Binnesman seemed to think for a long moment. At last he sighed. “Beware the Lair of Bones. Beware the One True Master. My heart is full of foreboding about this creature. No beast of this world could be so well versed in rune lore.”

“You suspect something?” Gaborn asked.

“Seventeen hundred years ago, when Erden Geboren prosecuted his war in the Underworld, do you know what he fought?”

“Reavers,” Gaborn said.

“That is the conventional wisdom, but I think not,” Binnesman answered. “In King Sylvarresta’s library are some ancient scrolls, levies for men and supplies written in Erden Geboren’s own hand. In them, he asked for men not to fight reavers but to fight something he called a locus. I think he was hunting for a particular reaver. It may even be the one that Averan calls the One True Master, though I cannot imagine that any reaver would live so long.”

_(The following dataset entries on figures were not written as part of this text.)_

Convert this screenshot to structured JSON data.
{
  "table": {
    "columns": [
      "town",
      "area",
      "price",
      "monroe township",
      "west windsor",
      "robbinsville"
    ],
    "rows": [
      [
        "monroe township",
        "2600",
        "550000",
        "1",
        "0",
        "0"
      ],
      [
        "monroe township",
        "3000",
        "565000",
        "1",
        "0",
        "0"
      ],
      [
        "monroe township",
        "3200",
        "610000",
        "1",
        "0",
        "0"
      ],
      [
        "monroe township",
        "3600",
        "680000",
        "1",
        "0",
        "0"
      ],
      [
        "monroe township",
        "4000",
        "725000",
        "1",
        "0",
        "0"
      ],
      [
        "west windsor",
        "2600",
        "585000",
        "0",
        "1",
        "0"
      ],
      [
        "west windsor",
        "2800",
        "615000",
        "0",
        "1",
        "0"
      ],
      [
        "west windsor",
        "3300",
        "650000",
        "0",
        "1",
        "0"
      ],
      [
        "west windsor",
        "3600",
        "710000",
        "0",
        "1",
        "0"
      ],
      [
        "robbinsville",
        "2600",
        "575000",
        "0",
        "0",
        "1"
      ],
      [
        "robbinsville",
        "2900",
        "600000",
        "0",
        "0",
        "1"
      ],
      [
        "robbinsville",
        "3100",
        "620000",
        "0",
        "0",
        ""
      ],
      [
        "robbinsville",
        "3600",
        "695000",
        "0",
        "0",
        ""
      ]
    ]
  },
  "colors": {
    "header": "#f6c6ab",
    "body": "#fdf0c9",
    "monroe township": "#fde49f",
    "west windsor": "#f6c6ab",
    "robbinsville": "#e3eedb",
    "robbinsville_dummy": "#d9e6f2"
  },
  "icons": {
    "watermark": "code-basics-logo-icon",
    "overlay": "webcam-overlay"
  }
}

“And you think that this creature is not of our world?”

“Perhaps not,” Binnesman said. “I begin to wonder. Maybe there are reavers in the netherworld, more cunning and powerful than our own. And perhaps reavers here are but mere shadows of them, in the same way that we are mere shadows of the Bright Ones of that realm.”

“That is a sobering thought indeed,” Gaborn said.

The wizard and the Earth King rode in silence. Averan lay back again, eyes closed. Her mind felt overwhelmed.

The road had been leading down, and abruptly Gaborn jolted the wagon to a halt. Averan stealthily rose up on one elbow, and saw that they had reached a town, a small knot of gray stone cottages with thatched roofs. Averan recognized it as Chesterton. Here the road forked. One highway headed almost due east toward the Courts of Tide. The other road went southwest toward Keep Haberd—and beyond that, to the Mouth of the World.

Overhead, a fireball lanced through the sky, huge and red. Flames streaked from it with a sputtering sound. As it neared the Alcair Mountains, it suddenly exploded into two pieces. They struck the snow-covered mountains not thirty miles away. The ground trembled, and moments later came sounds like distant thunder, echoing over and over.